Almost exactly a year after the spread of the coronavirus reached global markets, traders are betting that the launch of additional vaccines and government stimuli will guarantee an economic recovery – as well as faster inflation. Even so, Treasury Secretary Janet Yellen on Friday it minimized any concern that the recent rise in US earnings reflects expectations of an exaggerated rise in inflation.

Fluctuations in real US yields – nominal yields minus inflation – will set the tone for global markets, according to Eaton Vance Corp. The actual 10-year yield ended the week at 0.67% less, compared to about 1% less a month ago.
“For me, the main thing to focus on broader markets is real yields,” said Eric Stein, director of fixed income investments at Eaton Vance in Boston. “Nominal earnings are important, but real earnings are really what is driving things in the financial markets.”
All of this could mean declines in the US dollar.
“I still believe that we have the conditions to see the weakness of the dollar,” said Stein. “However, if US Treasury yields continue to sell, particularly at a pace and with the volatility we saw recently, the weaker dollar’s trade will be challenged.”
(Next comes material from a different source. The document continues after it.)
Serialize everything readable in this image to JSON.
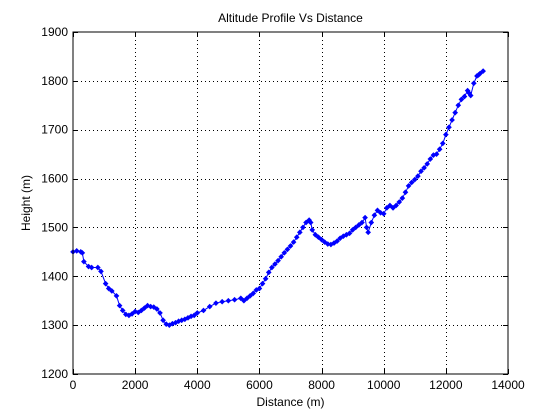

Federal Reserve Chairman Jerome Powell did little last week to indicate that the central bank could intervene to ease concerns about rising inflation, triggering a sale of Treasury bills. With lawmakers blacked out before the next Fed meeting on March 16 and 17, investors will focus on whether other monetary authorities “will follow the Fed’s relaxed stance on rising yields,” said Mohi-uddin of the Bank of Singapore.
Bank of England Governor Andrew Bailey will deliver a speech on Monday, while European Central Bank officials will set the policy on Thursday.
“If Bailey signals that the BOE is willing to start slowing its quantitative easing, global bond yields will go up, since the BOE will be the second largest central bank, after the Fed, not to push yields up,” he said. Mohi-uddin.